Robert Towns Gravestone, Detail of Monument atop Castle Hill, Townsville
Robert Towns Gravestone, Detail of Monument atop Castle Hill, Townsville — Photo: ROxBo | Public domain

Robert Towns

historycolonialpeoplesocial-historyTownsville
4 min read

In June 2020, someone climbed the bronze statue on Townsville's Pioneers Walk and painted its hands red. The figure was Robert Towns - sea captain, sandalwood trader, whaler, bank president, and the man the city is named after. The red paint was not vandalism so much as an argument made in pigment: that the hands of Townsville's namesake were stained by the trade in Pacific Islander labour he helped begin. Towns never lived in the city that bears his name. He visited only once. But his decisions, made from a comfortable house on Sydney Harbour, reached across the Coral Sea and changed tens of thousands of lives.
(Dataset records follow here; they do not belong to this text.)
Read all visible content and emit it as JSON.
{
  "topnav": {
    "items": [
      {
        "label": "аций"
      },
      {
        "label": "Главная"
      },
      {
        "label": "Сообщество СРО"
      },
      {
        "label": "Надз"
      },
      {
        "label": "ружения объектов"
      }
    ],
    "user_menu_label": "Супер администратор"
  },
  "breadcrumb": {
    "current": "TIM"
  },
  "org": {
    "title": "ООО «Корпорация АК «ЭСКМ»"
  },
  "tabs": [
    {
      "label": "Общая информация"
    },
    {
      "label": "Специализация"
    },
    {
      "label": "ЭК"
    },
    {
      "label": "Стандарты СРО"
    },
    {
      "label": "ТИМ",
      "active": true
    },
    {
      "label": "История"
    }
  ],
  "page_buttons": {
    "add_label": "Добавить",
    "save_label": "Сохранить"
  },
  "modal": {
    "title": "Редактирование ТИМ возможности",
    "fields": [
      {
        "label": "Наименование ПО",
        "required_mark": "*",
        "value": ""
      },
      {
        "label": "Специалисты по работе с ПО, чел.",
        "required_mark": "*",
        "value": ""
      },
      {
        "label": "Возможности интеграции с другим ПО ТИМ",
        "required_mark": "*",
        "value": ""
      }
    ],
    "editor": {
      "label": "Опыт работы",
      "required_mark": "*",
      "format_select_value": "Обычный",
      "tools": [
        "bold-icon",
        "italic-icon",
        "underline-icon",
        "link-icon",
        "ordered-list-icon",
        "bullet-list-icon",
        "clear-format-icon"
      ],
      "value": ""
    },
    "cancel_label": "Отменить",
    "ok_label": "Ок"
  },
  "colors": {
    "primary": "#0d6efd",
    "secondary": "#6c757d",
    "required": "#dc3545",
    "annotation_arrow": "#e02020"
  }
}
A Merchant of the Southern Seas

Robert Towns was born at Longhorsley in Northumberland, England, on 10 November 1794, and went to sea as a boy. By 1832 he was sailing into Sydney as the master of his own ship, and in 1843 he settled there for good, founding the trading house of Robert Towns & Co. He had a gift for spotting profit at the edges of empire. His vessels gathered sandalwood from the islands of the New Hebrides, carried tea out of China during the Opium War, and chased whales across the western Pacific long after the industry's peak had passed. By 1857 his firm had cleared profits of nearly a quarter of a million pounds, and he sat on the board - later as president - of the Bank of New South Wales. From the outside, he was a pillar of the colony. The question of who did the work that built his fortune is where his story darkens.

The Search for Cheap Labour

Towns, like many colonial employers, struggled to find workers willing to labour for what he was prepared to pay. He tried importing labourers from India and China; one ship, the Orwell, arrived in 1846 carrying men and women recruited in Calcutta who had been forced to work the pumps of the leaking vessel day and night, underfed and underclothed - one died soon after landing. When British officials blocked further recruitment in Asia, Towns turned to the islands of Melanesia. He had noticed that the South Sea Islanders who crewed his sandalwood ships worked hard and could be paid little. It was a short, cold step from observing their usefulness to deciding to bring them to Australia in numbers.

Townsvale and the First Voyage

The American Civil War had choked off the world's cotton supply, and Queensland wanted to grow its own. In 1863 Towns bought land on the Logan River south of Brisbane, named it Townsvale, and set out to plant cotton. To work it, he sent the ship Don Juan to the islands under recruiter Henry Ross Lewin - a man whose name became a byword for the brutality of the trade. The Don Juan returned to Brisbane in August 1863 with 73 South Sea Islanders aboard; one of them died on arrival, worn out by the voyage. Towns wanted adolescent boys, and though he denied it, kidnapping was reported in the gathering of them. Over the next two years he brought around 400 more Melanesians to Townsvale. This was the beginning of "blackbirding" in Queensland - the coercion, deception, and outright abduction of Pacific Islanders for colonial labour.

The People Behind the Numbers

Between 1863 and 1904, roughly 63,000 Islander men, women, and children were brought to work Queensland's plantations and ships. Behind that figure are individual lives: people taken from Vanuatu, the Solomons, and the Loyalty Islands, often lured aboard with trinkets or seized by force, set to cut cane and pick cotton far from home. Many were paid in goods rather than coin - one of Towns' agents claimed they were "savages who did not know the use of money," a justification for cheating them even after the law required cash wages. Some never returned. Their descendants, the Australian South Sea Islander community, still carry this history, and it was on their behalf that Towns' statue was marked in red. Towns himself died in Sydney in 1873 after a series of strokes. His grave-marker was later moved to Castle Hill, looking down over the city that bears his name - and over the people whose story it can no longer be told without.

From the Air

The Robert Towns monument stands on Castle Hill above Townsville at approximately 19.255 degrees S, 146.823 degrees E, with a related statue on Pioneers Walk along The Strand. The pink granite dome of Castle Hill (286 m) is the obvious visual landmark, with Cleveland Bay and Magnetic Island to the north. The nearest airport is Townsville (ICAO YBTL), about 5 km west of the city centre, with RAAF Base Townsville adjacent. Cairns (YBCS) lies roughly 250 km to the north. Clear, dry conditions prevail through the winter months from May to October.